Long time no Ecotrain! It’s criminal how long it’s been since I’ve interacted at one of my favorite communities at Hive. I’ve been so busy with cross culture but I came across this weeks ecotrain question and felt compelled to answer.
When I met my partner we talked about this early on. She said she wanted to be a tree. For some reason this made me sad.
At that time I was still full of complicated messy human messy mess and felt like living as a tree would be so boring and uneventful. I thought “maybe in a few more lifetimes, not yet.”
Now I have a totally different attitude though. I feel like it doesn’t really matter. I can have my preference but in the end, it’s all good! Just to exist will be enough. If it’s hard at first taking some other form, I’ll get used to it and somehow learn to love it.
I am just that I’ll be whatever I need to be.
That being said, I’d like to come back as a human. I feel there is still so much I haven’t done and so many aspects of humanity that I haven’t explored.
I do not think I’m a new soul either, but when I compare myself six years ago to this me now, it’s not even the same person. I’m so much lighter and freer and able to live out of inspiration and in a flow state.
I’d love a chance to do this all again as human and see what I could do if I am able to release all the trauma and baggage at a younger age. I do not feel anything negative about being human, nor do I crave some kind of enlightenment like I used to.
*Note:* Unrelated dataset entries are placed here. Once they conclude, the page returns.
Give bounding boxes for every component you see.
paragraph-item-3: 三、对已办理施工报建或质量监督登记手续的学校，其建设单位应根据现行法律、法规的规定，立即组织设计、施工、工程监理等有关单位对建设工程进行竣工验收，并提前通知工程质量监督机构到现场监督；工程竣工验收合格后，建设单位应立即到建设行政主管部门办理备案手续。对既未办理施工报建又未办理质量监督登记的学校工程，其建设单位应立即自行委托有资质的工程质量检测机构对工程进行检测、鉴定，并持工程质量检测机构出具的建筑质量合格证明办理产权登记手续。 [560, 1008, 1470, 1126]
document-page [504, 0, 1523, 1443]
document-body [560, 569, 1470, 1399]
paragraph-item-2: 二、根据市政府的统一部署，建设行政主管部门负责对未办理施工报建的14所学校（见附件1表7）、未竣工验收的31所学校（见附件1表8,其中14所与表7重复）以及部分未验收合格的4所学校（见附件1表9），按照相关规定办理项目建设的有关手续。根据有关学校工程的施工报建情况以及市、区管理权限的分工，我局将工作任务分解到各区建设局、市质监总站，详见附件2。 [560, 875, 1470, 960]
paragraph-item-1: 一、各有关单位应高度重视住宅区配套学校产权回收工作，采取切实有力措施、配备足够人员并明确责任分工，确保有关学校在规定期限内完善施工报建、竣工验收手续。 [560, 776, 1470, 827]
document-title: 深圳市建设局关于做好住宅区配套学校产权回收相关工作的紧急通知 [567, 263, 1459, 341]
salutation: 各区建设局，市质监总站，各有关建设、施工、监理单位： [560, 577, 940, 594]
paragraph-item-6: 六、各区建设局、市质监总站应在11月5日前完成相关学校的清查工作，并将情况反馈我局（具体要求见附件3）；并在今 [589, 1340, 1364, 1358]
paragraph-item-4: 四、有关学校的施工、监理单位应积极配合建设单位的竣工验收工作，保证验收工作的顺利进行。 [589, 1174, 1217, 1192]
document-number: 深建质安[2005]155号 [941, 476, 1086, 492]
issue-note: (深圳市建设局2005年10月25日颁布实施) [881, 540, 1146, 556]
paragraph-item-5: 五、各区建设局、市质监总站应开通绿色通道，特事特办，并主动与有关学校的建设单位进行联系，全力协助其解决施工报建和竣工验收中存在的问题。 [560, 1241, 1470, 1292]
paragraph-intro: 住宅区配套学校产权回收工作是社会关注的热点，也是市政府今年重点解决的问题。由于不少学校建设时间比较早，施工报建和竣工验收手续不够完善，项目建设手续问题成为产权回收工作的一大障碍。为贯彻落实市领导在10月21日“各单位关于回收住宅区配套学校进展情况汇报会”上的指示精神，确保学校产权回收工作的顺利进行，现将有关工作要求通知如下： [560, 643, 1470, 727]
I feel enlightenment is an ongoing process that never begins and never ends and so there is no reason to seek it because it’s constantly happening anyway.
So what’s wrong with being human again? In fact I’d like to be this very same self. I’d like to play this exact same game over again, same character, same setting, same set of rules. I’d love to see what i could do with that.
This may sound like regret, like I’m not content with the way things turned out. I am quite happy though and if I come back as a tree or a cat or a vegetable, That’s ok! I’d just be really excited to start the same game over.
If time is not linear (I believe that it is not) and if reincarnation is something that happens, this should be possible.
My partner has since told me that she can try being human again one last time, but I no longer feel sadness if she chooses to go a different way than I do. Everything is in its right place.